Derlei Fragen beantwortete am 29. Oktober 1940 der damals mächtigste Mann der Hansestadt, Reichsstatthalter und Gauleiter Karl Kaufmann, in einem Vortrag vor Kaufleuten: „… die Neugestaltung Hamburgs (gemeint waren die geplante gewaltige Hochbrücke und die Führerbauten) strahlt ein derartiges Schwergewicht aus, dass eines Tages der Zeitpunkt gekommen sein wird, wo unsere Lebensinteressen gewachsen und unabweisbare Notwendigkeiten gegeben sein werden … Jedenfalls dürfen Sie sicher sein, dass ich nicht für das kleinere, sondern für das größere Hamburg kämpfe.“ Im Klartext lautete diese Botschaft: Karl Kaufmann strebte eine erneute Vergrößerung des Staatsgebiets über den Zuwachs durch das Groß-Hamburg-Gesetz von 1937 hinaus an.

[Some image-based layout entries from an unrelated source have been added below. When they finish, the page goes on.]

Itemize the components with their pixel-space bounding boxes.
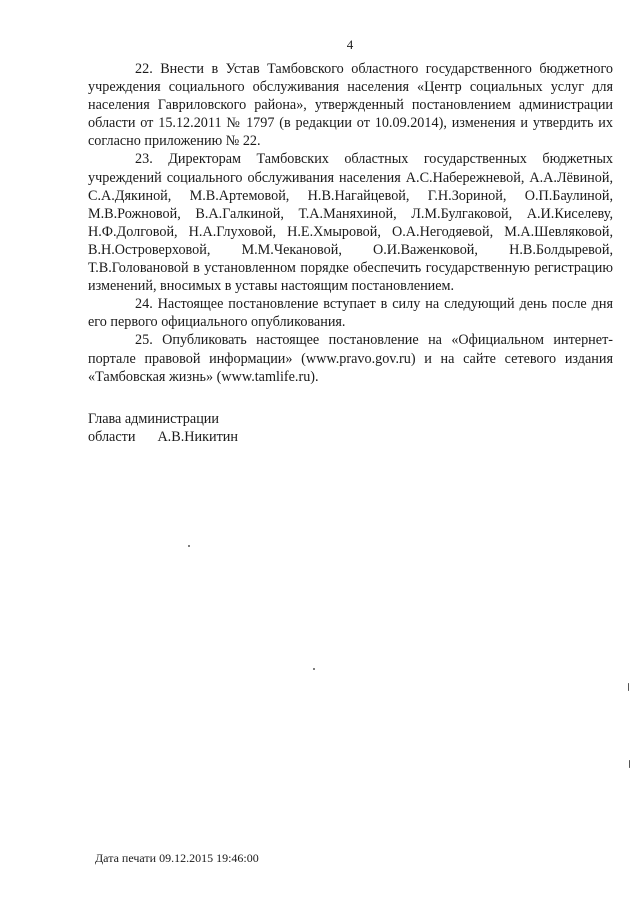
- paragraph-23: 23. Директорам Тамбовских областных государственных бюджетных учреждений социального обслуживания населения А.С.Набережневой, А.А.Лёвиной, С.А.Дякиной, М.В.Артемовой, Н.В.Нагайцевой, Г.Н.Зориной, О.П.Баулиной, М.В.Рожновой, В.А.Галкиной, Т.А.Маняхиной, Л.М.Булгаковой, А.И.Киселеву, Н.Ф.Долговой, Н.А.Глуховой, Н.Е.Хмыровой, О.А.Негодяевой, М.А.Шевляковой, В.Н.Островерховой, М.М.Чекановой, О.И.Важенковой, Н.В.Болдыревой, Т.В.Головановой в установленном порядке обеспечить государственную регистрацию изменений, вносимых в уставы настоящим постановлением.: [88, 151, 613, 295]
- scan-speck: [188, 545, 190, 547]
- signatory-line2: [88, 428, 238, 446]
- paragraph-25: 25. Опубликовать настоящее постановление на «Официальном интернет-портале правовой информации» (www.pravo.gov.ru) и на сайте сетевого издания «Тамбовская жизнь» (www.tamlife.ru).: [88, 332, 613, 385]
- signature-block: [88, 410, 238, 446]
- scan-speck: [629, 760, 630, 768]
- document-body: [88, 60, 613, 386]
- scan-speck: [628, 683, 629, 691]
- scan-speck: [313, 668, 315, 670]
- paragraph-22: 22. Внести в Устав Тамбовского областного государственного бюджетного учреждения социального обслуживания населения «Центр социальных услуг для населения Гавриловского района», утвержденный постановлением администрации области от 15.12.2011 № 1797 (в редакции от 10.09.2014), изменения и утвердить их согласно приложению № 22.: [88, 61, 613, 150]
- signatory-name: А.В.Никитин: [157, 429, 238, 446]
- print-date: Дата печати 09.12.2015 19:46:00: [95, 851, 259, 865]
- signatory-title-line1: Глава администрации: [88, 411, 219, 427]
- signatory-title-line2: области: [88, 429, 136, 446]
- paragraph-24: 24. Настоящее постановление вступает в силу на следующий день после дня его первого официального опубликования.: [88, 296, 613, 331]
- page-number: 4: [346, 37, 354, 52]
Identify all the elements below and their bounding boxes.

Natürlich werde das siegreiche Deutschland auch Kolonialmacht sein: „Ich weiß nicht, wie die Grenzen des Kolonialreiches aussehen werden, dass wir aber nach diesem Kriege über ein großes Kolonialreich verfügen, darüber besteht überhaupt kein Zweifel mehr.“ Es werde nach diesem Krieg ein vom Deutschen Reich beherrschtes, „neu organisiertes Europa“ entstehen, „unter Führung eines großen germanischen Reiches“. Aufgabe auch der Kaufmannschaft sei es, „dass Hamburg entsprechend seiner Tradition, seiner Geschichte und seiner Leistung“ sich daran beteilige.

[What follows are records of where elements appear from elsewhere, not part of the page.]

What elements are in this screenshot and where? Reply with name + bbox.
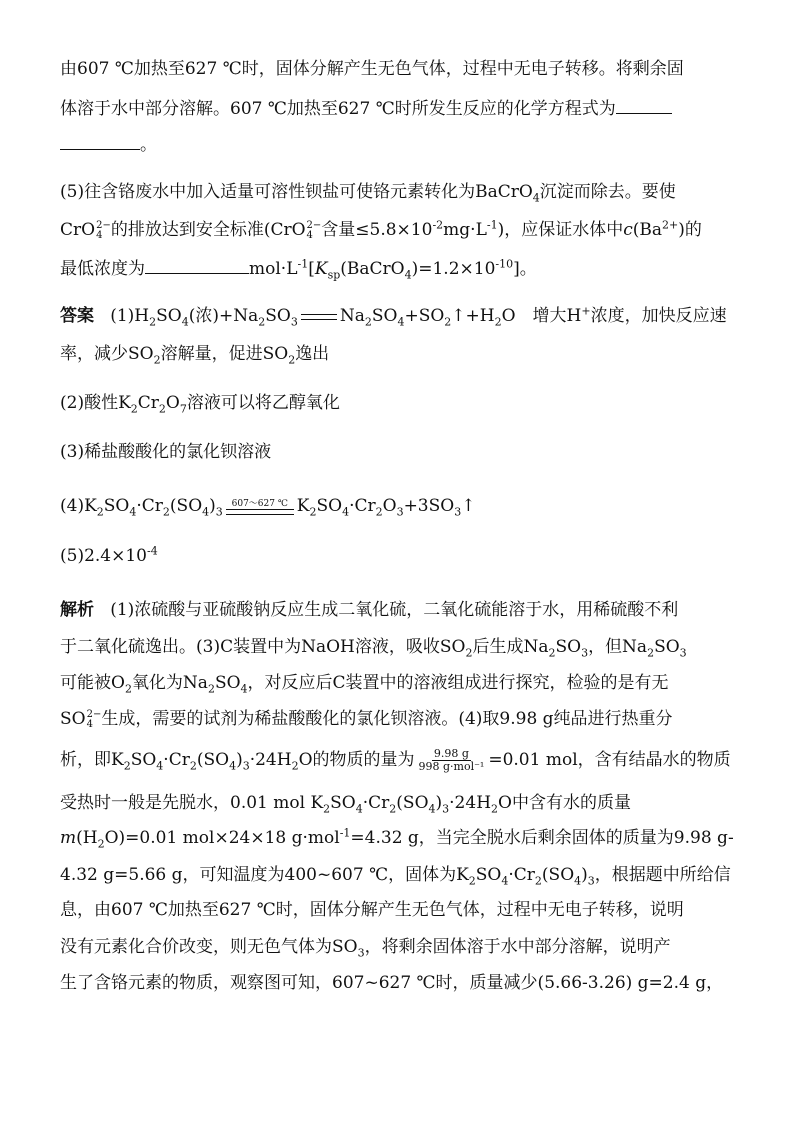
analysis-line-3: 可能被$O_2$氧化为$Na_2SO_4$，对反应后C装置中的溶液组成进行探究，检验的是有无: [60, 673, 669, 696]
sulfate-charge: 2− 4: [86, 708, 102, 730]
analysis-line-10: 没有元素化合价改变，则无色气体为$SO_3$，将剩余固体溶于水中部分溶解，说明产: [60, 937, 671, 960]
question-4-line-2: 体溶于水中部分溶解。607 ℃加热至627 ℃时所发生反应的化学方程式为: [60, 97, 672, 120]
chromate-charge: 2− 4: [306, 219, 322, 241]
question-5-line-3: 最低浓度为 $mol\cdot L^{-1}[K_{sp}(BaCrO_4)=1.2\times 10^{-10}]$。: [60, 257, 537, 282]
answer-1-line-2: 率，减少$SO_2$溶解量，促进$SO_2$逸出: [60, 344, 330, 367]
answer-blank: [145, 257, 249, 274]
analysis-line-8: 4.32 g=5.66 g，可知温度为400~607 ℃，固体为$K_2SO_4\cdot Cr_2(SO_4)_3$，根据题中所给信: [60, 865, 731, 888]
answer-label: 答案: [60, 306, 94, 326]
analysis-line-6: 受热时一般是先脱水，0.01 mol $K_2SO_4\cdot Cr_2(SO_4)_3\cdot 24H_2O$中含有水的质量: [60, 793, 631, 816]
analysis-line-1: 解析 (1)浓硫酸与亚硫酸钠反应生成二氧化硫，二氧化硫能溶于水，用稀硫酸不利: [60, 600, 679, 620]
answer-blank: [616, 97, 672, 114]
analysis-line-11: 生了含铬元素的物质，观察图可知，607~627 ℃时，质量减少(5.66-3.26) g=2.4 g，: [60, 973, 724, 993]
analysis-line-2: 于二氧化硫逸出。(3)C装置中为NaOH溶液，吸收$SO_2$后生成$Na_2SO_3$，但$Na_2SO_3$: [60, 637, 687, 660]
answer-blank: [60, 133, 140, 150]
reaction-arrow: 607～627 ℃: [226, 499, 294, 515]
molar-fraction: $\frac{9.98 g}{\text{998 g·mol⁻¹}}$: [418, 747, 485, 773]
question-5-line-1: (5)往含铬废水中加入适量可溶性钡盐可使铬元素转化为BaCrO$_4$沉淀而除去。要使: [60, 182, 676, 205]
question-4-line-1: 由607 ℃加热至627 ℃时，固体分解产生无色气体，过程中无电子转移。将剩余固: [60, 59, 684, 79]
answer-3: (3)稀盐酸酸化的氯化钡溶液: [60, 442, 272, 462]
answer-5: $(5)2.4\times 10^{-4}$: [60, 544, 158, 566]
answer-1-line-1: 答案 $(1)H_2SO_4$(浓)$+Na_2SO_3$ $Na_2SO_4+SO_2↑+H_2O$ 增大H+浓度，加快反应速: [60, 304, 727, 329]
answer-2: (2)酸性$K_2Cr_2O_7$溶液可以将乙醇氧化: [60, 393, 340, 416]
answer-4: $(4)K_2SO_4\cdot Cr_2(SO_4)_3$ 607～627 ℃ $K_2SO_4\cdot Cr_2O_3+3SO_3↑$: [60, 496, 476, 519]
analysis-line-7: $m(H_2O)=0.01$ mol×24×18 g·mol$^{-1}$=4.32 g，当完全脱水后剩余固体的质量为9.98 g-: [60, 826, 734, 851]
analysis-line-5: 析，即$K_2SO_4\cdot Cr_2(SO_4)_3\cdot 24H_2O$的物质的量为 $\frac{9.98 g}{\text{998 g·mol⁻¹}}$ =0.01 mol，含有结晶水的物质: [60, 747, 731, 773]
question-5-line-2: CrO 2− 4 的排放达到安全标准(CrO 2− 4 含量$\le 5.8\times 10^{-2}mg\cdot L^{-1}$)，应保证水体中$c(Ba^{2+})$的: [60, 218, 702, 241]
analysis-label: 解析: [60, 600, 94, 620]
question-4-line-3: 。: [60, 133, 157, 156]
analysis-line-9: 息，由607 ℃加热至627 ℃时，固体分解产生无色气体，过程中无电子转移，说明: [60, 900, 684, 920]
analysis-line-4: SO 2− 4 生成，需要的试剂为稀盐酸酸化的氯化钡溶液。(4)取9.98 g纯品进行热重分: [60, 708, 673, 730]
chromate-charge: 2− 4: [96, 219, 111, 241]
reaction-arrow: [301, 314, 337, 320]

Das Veranstaltungsprotokoll verzeichnet auch dazu „Lebhafter Beifall“. Großbritannien, so versicherte Kaufmann seinen Zuhörern, werde geschlagen, auch daran „gibt es überhaupt keinen Zweifel“. Erst wenn man sich die deutschen Kriegsziele von 1915 und 1940 (und Hamburgs Beteiligung daran) vor Augen hält, wird der Wandel deutlich, für den das dritte Erinnerungsdatum steht: der Fall der Mauer durch eine Revolution, die im elementaren Sinne vom Volk ausging, ohne jegliches Blutvergießen, nicht mit Kanonen, sondern mit Kerzen, und als deren Folge die deutsche Einheit nicht gegen unsere Nachbarn, sondern gemeinsam mit ihnen, mit denen wir in Freundschaft verbunden sind. Keine Metropole hat mehr von der Einheit Deutschlands und Europas profitiert als Hamburg, das nicht nur in sein historisches Hinterland zurückgekehrt ist. Seine Handelsströme sind geografisch die der Hanse von einst, rings um den prosperierenden Ostseeraum.